3a) Semantic diff and context lanes

workbook(s)
  -> workbook_snapshot.py normalizes workbook semantics and selected OOXML parts
  -> semantic_diff.py compares category-level snapshots
  -> diff-workbooks / roundtrip-context / compatibility-context / chart and macro context commands
  -> JSON + markdown artifacts with explicit skips for unsupported adapters

Commands:

  • uv run excelbench diff-workbooks --left a.xlsx --right b.xlsx --output results-workbook-diff
  • uv run excelbench roundtrip-context --tests fixtures/excel --output results-roundtrip
  • uv run excelbench compatibility-context --output results-compatibility
  • uv run excelbench cross-language-chart-context --output results-cross-language-charts
  • uv run excelbench macro-context --tests fixtures/excel_xlsm --output results-macros

These are context/evidence lanes. They do not change the core fidelity scoring model unless a future decision explicitly promotes their outputs into scored benchmark features.

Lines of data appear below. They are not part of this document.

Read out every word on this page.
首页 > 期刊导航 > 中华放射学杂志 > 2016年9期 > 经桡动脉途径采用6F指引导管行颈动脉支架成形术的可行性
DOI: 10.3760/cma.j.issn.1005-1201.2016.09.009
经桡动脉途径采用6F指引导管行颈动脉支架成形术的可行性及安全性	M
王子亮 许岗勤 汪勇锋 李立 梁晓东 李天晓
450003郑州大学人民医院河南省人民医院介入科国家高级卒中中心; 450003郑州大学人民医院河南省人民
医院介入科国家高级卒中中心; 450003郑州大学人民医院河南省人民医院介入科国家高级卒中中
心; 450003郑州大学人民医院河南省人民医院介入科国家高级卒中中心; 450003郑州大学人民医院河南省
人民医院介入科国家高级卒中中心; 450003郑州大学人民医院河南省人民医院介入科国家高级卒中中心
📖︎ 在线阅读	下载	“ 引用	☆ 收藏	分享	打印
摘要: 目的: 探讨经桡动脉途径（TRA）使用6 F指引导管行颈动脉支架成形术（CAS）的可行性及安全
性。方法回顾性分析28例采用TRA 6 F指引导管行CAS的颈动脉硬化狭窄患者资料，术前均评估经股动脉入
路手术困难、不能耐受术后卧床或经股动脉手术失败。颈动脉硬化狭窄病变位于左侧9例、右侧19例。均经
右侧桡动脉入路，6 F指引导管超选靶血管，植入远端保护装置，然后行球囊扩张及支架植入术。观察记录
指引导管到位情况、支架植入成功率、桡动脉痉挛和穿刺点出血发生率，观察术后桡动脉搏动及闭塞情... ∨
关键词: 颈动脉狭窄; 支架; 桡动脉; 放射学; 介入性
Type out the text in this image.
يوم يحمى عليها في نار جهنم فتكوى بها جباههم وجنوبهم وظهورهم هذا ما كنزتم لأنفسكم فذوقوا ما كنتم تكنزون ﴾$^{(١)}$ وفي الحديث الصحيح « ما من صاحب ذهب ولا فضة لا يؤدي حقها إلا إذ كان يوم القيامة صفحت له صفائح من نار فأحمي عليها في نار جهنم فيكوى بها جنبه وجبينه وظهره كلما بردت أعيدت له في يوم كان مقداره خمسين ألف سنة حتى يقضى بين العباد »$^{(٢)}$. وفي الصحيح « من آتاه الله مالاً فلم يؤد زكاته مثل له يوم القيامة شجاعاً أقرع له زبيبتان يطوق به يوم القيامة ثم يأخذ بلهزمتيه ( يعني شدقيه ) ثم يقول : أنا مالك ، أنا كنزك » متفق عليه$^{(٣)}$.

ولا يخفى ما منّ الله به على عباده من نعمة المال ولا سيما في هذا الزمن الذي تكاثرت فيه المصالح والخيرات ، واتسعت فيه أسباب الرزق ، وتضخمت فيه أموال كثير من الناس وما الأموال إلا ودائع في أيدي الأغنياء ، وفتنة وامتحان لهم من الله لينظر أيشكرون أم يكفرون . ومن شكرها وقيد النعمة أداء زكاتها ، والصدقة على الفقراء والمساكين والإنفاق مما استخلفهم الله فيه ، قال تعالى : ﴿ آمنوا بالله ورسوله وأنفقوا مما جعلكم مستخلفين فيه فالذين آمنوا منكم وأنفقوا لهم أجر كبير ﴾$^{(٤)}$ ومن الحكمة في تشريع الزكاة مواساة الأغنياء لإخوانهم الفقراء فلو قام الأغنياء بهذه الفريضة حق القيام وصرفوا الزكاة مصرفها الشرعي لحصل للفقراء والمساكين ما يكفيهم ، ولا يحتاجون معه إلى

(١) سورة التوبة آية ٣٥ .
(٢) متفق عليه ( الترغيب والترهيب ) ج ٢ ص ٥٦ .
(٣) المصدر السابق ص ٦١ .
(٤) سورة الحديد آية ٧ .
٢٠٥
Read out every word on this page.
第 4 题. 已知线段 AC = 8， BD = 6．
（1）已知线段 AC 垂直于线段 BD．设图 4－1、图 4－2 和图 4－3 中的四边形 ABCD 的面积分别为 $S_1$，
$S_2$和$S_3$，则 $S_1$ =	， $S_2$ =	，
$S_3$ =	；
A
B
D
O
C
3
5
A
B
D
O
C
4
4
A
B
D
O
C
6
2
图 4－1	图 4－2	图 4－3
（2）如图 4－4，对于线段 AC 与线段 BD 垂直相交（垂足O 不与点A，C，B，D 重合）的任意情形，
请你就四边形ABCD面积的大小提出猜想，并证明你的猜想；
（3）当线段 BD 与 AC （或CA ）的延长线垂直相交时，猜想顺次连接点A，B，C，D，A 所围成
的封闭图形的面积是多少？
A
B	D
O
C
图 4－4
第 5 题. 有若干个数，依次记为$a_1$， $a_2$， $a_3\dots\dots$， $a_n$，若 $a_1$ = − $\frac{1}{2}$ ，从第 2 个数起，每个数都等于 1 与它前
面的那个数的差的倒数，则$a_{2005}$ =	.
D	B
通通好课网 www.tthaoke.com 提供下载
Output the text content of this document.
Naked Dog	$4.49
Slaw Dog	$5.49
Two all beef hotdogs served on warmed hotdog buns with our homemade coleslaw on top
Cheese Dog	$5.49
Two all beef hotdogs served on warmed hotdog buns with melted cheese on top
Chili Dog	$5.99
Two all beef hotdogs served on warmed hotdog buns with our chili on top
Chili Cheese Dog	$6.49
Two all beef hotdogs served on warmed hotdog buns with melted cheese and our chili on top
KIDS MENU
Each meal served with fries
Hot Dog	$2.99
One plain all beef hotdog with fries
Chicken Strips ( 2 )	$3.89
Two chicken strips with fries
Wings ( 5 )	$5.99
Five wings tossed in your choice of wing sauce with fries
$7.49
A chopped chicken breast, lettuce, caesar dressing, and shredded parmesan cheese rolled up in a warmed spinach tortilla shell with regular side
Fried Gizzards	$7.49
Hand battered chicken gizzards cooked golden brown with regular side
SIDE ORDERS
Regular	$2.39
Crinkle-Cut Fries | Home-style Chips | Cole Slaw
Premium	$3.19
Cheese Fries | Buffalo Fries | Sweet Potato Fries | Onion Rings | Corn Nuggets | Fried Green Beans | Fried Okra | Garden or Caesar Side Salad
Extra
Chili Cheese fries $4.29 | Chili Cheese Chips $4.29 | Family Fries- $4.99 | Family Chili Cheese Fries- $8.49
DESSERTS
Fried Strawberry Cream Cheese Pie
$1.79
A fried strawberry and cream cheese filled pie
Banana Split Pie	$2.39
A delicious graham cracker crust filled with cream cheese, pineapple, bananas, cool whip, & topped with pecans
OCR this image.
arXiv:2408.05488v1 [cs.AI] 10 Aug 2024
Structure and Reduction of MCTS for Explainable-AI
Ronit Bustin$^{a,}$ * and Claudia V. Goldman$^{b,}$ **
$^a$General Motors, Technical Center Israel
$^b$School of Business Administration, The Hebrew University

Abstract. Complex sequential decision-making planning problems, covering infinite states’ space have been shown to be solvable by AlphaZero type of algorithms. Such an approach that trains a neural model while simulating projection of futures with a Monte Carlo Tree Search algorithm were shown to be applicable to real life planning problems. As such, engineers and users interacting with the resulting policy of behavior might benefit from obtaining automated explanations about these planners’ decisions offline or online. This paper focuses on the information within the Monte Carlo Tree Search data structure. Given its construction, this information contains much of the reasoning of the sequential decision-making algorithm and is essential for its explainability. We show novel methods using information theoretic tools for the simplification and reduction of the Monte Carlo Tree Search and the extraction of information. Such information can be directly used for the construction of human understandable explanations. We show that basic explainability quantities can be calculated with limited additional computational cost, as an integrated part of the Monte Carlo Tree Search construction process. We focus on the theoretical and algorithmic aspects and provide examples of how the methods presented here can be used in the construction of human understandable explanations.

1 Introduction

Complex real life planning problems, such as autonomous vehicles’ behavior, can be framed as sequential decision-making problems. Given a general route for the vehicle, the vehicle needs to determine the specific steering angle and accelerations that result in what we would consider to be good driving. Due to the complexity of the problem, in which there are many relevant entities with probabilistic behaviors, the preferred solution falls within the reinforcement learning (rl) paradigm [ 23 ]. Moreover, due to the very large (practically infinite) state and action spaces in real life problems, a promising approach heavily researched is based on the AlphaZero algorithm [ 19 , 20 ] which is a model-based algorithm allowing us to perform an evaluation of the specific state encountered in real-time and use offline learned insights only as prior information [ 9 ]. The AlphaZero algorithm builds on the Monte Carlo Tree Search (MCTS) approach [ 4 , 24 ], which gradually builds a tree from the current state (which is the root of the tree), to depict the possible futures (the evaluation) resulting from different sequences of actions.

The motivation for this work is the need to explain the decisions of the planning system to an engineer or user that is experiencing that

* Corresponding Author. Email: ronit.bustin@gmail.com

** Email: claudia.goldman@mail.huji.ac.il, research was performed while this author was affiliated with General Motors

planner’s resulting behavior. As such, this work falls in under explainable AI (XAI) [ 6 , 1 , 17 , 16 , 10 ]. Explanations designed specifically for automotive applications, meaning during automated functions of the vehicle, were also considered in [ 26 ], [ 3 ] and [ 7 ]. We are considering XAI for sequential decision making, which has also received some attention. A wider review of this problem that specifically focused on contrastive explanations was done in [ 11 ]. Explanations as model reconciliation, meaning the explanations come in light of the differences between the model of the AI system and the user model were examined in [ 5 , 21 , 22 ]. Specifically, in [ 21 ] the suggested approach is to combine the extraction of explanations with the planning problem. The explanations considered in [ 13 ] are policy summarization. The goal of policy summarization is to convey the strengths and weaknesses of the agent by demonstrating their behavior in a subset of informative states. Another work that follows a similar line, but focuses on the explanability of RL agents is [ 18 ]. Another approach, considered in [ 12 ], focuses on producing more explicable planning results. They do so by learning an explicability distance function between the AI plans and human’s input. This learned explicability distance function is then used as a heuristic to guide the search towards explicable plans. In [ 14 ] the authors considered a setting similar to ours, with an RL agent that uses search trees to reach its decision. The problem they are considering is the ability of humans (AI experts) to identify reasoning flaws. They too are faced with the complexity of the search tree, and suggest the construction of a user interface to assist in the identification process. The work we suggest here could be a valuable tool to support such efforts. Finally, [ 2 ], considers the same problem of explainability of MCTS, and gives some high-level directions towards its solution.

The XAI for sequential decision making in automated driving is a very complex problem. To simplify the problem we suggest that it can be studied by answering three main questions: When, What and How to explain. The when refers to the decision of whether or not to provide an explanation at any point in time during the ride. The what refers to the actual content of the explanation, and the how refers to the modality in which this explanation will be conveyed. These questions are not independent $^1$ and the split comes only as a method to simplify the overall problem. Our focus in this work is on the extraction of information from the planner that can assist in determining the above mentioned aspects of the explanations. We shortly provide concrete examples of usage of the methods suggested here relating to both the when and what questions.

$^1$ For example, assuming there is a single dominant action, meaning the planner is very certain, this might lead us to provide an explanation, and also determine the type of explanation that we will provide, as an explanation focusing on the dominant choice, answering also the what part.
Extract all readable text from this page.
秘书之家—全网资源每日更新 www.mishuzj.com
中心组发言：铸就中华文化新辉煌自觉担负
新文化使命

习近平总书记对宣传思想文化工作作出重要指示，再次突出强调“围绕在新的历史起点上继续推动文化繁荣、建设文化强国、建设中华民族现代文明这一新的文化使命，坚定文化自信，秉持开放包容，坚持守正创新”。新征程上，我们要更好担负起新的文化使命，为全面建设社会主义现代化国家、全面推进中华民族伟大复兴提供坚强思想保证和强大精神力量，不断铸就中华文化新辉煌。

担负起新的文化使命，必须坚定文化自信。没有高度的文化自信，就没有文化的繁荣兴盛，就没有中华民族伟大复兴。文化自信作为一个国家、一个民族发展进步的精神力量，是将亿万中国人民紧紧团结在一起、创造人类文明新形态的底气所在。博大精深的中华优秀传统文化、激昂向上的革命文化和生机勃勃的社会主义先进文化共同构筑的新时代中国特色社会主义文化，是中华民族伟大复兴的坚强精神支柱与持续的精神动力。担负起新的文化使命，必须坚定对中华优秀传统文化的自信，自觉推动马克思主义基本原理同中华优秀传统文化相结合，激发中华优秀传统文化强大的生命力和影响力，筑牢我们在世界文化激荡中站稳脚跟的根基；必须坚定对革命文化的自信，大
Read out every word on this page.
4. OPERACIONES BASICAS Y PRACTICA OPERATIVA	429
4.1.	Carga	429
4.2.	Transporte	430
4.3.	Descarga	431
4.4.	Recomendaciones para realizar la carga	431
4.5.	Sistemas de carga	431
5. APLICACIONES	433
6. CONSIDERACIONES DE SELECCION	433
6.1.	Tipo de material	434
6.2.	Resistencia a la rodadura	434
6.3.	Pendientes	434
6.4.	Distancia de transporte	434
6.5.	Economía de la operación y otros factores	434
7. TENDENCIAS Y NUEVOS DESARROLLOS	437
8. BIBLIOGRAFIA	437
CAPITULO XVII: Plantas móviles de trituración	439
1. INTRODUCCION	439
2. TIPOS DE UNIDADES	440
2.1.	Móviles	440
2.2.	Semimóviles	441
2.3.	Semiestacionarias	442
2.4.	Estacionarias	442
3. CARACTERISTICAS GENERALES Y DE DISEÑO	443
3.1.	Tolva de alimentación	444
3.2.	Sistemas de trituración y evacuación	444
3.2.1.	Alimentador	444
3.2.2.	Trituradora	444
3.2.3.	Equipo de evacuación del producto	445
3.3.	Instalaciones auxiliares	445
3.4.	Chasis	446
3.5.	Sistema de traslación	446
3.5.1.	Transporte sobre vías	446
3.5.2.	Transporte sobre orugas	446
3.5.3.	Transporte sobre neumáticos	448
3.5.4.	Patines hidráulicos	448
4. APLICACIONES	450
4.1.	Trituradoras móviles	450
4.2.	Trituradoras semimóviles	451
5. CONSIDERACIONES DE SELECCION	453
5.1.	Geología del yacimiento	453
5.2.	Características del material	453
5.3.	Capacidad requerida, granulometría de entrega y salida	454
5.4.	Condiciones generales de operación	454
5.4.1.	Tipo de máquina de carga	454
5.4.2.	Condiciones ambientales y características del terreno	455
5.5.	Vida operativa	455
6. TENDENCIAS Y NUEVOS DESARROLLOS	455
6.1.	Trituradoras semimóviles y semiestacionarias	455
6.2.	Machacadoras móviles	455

4) Performance benchmark (speed/memory)

fixtures + throughput fixtures
  -> perf runner executes workloads (no oracle)
  -> wall/cpu/rss (and optional phase breakdown)
  -> perf/results.json
  -> perf renderer produces markdown/csv

Command: uv run excelbench perf --tests fixtures/excel --output results

5) Publishing

  • Local: uv run excelbench html, uv run excelbench scatter, uv run excelbench heatmap
  • CI: .github/workflows/deploy-dashboard.yml auto-builds and deploys the HTML dashboard to Vercel

Updating This Map

Update architecture.md when:

  • A new top-level module/directory is introduced.
  • Dependency direction changes (new allowed imports / new shared utilities).
  • A new CLI command or major runner mode is added.
  • A new dashboard/output becomes a supported interface.